U.S. and Turkish officials announced the safe zone deal on August 7 after Turkish President Recep Tayyip Erdoğan threatened to invade the autonomous region, known as Rojava.

Ankara views the Kurdish organisations that dominate Rojava as terrorist groups due to their links to Kurdish insurgents who have fought the Turkish state for decades, but the United States has deployed forces alongside the Syrian Kurds to fight the Islamic State.

Practical steps to withdraw the mainly Kurdish Peoples’ Protection Units (YPG) and Syrian Democratic Forces (SDF) from border areas have begun August 24, said Zêdan el-Asî, a leading defence official from Rojava.

These steps include the demolition of border barriers and the withdrawal of units and heavy weaponry to deeper positions, Asî said. Border checkpoints have been handed over to the military councils that participate in governing the region, he said.

Asî said the withdrawal began in Ras al-Ayn on August 24 and in Tell Abyad on Monday, SDF-linked news agency ANHA reported.

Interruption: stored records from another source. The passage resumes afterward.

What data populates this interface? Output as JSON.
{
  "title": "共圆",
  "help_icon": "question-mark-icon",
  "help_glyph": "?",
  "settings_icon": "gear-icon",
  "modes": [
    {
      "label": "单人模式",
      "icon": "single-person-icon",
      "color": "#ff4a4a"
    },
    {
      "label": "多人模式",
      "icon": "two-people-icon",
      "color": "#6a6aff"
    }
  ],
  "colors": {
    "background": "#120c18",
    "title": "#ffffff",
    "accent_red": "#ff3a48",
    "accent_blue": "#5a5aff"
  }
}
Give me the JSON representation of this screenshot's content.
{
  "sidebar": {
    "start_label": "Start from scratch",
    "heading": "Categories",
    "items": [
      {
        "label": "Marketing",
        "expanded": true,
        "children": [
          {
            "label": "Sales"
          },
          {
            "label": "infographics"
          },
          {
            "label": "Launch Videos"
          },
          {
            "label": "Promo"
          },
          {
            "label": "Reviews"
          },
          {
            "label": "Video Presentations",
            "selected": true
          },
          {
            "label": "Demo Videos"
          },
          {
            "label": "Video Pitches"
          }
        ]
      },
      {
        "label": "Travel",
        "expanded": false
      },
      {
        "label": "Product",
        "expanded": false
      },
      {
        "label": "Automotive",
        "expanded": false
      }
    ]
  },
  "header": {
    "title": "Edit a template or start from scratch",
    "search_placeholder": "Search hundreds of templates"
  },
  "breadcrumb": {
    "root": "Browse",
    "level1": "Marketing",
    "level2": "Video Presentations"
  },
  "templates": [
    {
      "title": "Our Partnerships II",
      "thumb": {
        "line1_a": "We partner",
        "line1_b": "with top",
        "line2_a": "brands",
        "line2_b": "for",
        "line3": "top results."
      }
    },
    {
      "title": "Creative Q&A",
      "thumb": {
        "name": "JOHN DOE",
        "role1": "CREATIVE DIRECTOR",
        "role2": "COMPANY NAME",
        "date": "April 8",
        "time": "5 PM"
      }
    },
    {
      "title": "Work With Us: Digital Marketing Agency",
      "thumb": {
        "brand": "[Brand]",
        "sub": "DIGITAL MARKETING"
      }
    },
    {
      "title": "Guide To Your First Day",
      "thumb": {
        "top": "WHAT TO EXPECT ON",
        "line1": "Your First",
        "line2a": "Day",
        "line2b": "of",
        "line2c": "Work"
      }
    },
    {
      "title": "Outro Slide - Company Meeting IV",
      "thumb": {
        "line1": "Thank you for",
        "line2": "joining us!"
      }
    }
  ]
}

A video clip that ANHA shared as footage of the withdrawal showed heavy machinery at work and vehicles carrying militants being driven away, accompanied by U.S. armoured vehicles. 

On Tuesday, Iraqi Kurdish news outlet Rudaw said the withdrawal was bringing the Kurdish forces to a distance of between 25 km and 40 km from the border in some areas near those two settlements.

The initial negotiations over the safe zone were reportedly held back by disagreements over the extent of the zone, with Turkish officials insisting on a depth of 20 miles and the Kurdish side reportedly unwilling to concede such a large area.